As of 01 January 2017 amendments of the Austrian Act against Unfair Competition (Gesetz gegen den unlauteren Wettbewerb, UWG) and of the Price Labelling Act (Preisauszeichnungsgesetz) come into force, which ban Best Price Clauses as "aggressive business practices" and declaring such contractual provisions as void. This legislative change is a reaction to concerns also raised by authorities in other countries across the EU (eg decision of the German Federal Cartel Office dated 23 December 2015). In France similar provisions are already in place.

Aggressive per se

The new number 32 of the Annex to the UWG – the so-called "Black List" – prevents a booking platform operator from demanding that a provider of accommodation shall not offer a cheaper price or other better conditions on other distribution channels - including its own website - than are offered on the booking platform. Such a business practice is deemed aggressive per se; Hence, no further review of the significance of the violation is required.

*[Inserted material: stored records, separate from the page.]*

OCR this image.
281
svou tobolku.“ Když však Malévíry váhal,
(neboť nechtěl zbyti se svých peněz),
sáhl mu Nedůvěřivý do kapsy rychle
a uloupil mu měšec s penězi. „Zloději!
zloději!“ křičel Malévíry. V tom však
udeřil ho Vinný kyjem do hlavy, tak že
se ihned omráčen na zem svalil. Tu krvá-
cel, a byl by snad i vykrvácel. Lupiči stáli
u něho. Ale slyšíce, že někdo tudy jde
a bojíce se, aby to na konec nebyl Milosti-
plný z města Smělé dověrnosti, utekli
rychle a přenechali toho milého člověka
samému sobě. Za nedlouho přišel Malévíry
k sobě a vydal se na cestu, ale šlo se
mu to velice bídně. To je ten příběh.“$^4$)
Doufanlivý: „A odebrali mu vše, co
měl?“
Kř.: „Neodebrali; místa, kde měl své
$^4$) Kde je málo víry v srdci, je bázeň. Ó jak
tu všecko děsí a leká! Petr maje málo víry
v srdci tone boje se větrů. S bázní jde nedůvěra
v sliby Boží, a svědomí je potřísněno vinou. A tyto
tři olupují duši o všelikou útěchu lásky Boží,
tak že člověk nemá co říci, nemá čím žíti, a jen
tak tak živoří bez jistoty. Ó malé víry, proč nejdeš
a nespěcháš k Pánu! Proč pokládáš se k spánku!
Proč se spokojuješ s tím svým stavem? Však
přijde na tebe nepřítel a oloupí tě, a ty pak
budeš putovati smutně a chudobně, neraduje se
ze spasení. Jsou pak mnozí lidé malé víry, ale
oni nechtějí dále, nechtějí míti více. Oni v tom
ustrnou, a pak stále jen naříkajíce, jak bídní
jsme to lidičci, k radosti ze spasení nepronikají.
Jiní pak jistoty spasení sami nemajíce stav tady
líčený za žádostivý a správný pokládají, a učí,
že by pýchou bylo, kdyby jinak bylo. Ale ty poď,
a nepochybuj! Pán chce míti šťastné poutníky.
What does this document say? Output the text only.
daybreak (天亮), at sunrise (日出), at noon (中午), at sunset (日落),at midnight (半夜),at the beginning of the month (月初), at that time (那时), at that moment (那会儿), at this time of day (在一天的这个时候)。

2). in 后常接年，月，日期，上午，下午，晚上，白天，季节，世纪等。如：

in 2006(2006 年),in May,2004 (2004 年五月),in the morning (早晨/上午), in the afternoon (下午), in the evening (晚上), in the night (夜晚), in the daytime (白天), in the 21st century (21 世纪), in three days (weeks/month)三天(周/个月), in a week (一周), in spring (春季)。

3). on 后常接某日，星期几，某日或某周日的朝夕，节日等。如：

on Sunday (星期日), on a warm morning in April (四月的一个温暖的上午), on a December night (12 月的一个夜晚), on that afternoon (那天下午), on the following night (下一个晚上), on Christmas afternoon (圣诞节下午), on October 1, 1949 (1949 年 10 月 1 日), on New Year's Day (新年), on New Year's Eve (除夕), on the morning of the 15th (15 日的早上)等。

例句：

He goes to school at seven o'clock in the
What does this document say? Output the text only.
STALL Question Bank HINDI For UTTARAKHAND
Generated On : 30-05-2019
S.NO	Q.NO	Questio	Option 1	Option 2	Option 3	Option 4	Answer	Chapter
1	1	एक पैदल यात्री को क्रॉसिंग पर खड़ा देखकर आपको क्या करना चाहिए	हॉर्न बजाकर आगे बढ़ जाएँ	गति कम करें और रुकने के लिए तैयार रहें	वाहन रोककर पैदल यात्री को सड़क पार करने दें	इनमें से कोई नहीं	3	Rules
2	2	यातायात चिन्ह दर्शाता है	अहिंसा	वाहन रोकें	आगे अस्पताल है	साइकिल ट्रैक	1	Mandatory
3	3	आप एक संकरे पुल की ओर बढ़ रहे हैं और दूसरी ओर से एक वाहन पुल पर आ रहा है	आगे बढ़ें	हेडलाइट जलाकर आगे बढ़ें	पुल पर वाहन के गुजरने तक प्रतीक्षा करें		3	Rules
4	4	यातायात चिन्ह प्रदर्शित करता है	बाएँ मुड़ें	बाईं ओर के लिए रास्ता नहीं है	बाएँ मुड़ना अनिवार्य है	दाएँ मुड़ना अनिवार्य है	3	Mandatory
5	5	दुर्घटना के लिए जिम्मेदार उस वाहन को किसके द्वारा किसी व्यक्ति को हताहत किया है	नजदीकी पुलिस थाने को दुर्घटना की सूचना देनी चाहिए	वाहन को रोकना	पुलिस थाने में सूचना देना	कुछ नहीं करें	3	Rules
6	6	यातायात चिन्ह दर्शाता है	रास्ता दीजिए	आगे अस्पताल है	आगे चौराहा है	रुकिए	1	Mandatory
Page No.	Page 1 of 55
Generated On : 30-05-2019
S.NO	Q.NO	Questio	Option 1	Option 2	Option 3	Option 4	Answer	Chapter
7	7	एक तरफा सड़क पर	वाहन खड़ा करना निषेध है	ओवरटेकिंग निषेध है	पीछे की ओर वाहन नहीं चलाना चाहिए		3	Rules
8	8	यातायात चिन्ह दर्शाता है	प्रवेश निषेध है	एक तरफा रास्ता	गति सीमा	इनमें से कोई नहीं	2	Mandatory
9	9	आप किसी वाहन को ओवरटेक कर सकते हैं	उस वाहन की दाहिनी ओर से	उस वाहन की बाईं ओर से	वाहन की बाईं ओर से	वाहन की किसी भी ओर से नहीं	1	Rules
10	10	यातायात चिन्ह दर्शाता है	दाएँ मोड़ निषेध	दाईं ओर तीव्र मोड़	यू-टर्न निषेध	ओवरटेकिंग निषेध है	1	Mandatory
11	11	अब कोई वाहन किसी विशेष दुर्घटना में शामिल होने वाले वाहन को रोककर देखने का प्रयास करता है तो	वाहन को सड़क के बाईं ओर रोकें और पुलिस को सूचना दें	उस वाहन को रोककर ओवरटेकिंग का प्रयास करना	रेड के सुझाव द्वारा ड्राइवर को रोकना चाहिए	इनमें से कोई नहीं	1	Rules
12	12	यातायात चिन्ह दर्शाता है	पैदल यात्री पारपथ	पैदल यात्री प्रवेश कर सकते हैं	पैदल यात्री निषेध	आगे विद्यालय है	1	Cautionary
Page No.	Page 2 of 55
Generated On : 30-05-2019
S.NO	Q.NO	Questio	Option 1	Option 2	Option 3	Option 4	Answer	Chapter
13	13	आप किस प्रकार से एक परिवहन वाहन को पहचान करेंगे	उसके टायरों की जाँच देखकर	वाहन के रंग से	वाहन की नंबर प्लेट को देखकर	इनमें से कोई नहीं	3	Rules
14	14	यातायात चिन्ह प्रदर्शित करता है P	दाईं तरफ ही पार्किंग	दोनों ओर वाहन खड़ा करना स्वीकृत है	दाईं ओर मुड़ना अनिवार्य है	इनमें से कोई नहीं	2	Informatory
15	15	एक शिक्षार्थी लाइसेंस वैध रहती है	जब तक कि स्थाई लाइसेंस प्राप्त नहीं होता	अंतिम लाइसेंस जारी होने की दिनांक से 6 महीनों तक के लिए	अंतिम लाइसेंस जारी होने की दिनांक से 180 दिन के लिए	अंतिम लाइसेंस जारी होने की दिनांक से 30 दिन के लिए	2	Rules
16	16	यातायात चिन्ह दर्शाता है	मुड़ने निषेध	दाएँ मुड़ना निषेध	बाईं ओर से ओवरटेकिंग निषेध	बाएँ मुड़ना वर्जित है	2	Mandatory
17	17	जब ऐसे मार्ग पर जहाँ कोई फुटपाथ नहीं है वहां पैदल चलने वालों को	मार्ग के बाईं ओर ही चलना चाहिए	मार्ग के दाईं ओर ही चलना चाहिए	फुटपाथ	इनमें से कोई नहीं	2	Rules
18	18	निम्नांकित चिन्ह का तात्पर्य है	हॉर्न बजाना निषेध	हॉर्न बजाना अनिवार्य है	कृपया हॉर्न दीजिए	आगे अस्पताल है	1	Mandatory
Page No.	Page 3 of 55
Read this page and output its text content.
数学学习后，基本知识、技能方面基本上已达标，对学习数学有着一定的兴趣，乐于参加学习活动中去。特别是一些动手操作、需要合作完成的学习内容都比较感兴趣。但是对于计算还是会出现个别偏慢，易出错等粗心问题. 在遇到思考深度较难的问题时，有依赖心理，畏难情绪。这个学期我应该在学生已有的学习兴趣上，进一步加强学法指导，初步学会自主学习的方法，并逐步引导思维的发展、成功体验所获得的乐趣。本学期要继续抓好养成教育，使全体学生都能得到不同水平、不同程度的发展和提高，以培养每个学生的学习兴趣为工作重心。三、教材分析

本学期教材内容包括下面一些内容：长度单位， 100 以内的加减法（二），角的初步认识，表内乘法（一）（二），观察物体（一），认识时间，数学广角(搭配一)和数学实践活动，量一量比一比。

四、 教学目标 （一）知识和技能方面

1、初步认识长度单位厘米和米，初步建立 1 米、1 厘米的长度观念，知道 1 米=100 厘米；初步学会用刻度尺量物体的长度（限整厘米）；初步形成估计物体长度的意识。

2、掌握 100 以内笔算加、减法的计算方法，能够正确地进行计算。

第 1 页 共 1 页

Contractual clauses null and void

Additionally, the amended Section 7 of the Price Labelling Act inter alia states that prices shall be determined freely by the hospitality company and shall not be restricted by booking platform operators by using price fixing or best price clauses. Such clauses in contracts between a hospitality company and a booking platform operator are null and void.

Retroactive effect

The important aspect of this amendment is that the changes become retroactively effective. This means they are applicable also to existing contracts and terms and conditions. Hence, the hospitality companies' obligations with respect to such clauses cease automatically without a contractual amendment of any party.

Consequences and action items

As of the beginning of 2017 booking platform operators cannot invoke such contractual provisions anymore, even if they are part of an ongoing contractual relationship.  Nevertheless, such agreements and the booking platform's terms and conditions must be revised accordingly. In case of non-compliance not only contractual partners but also competitors, and advocacy groups may bring claims for preliminary injunction, cease and desist, removal, damages and publication of judgment.

The content of this article is intended to provide a general guide to the subject matter. Specialist advice should be sought about your specific circumstances.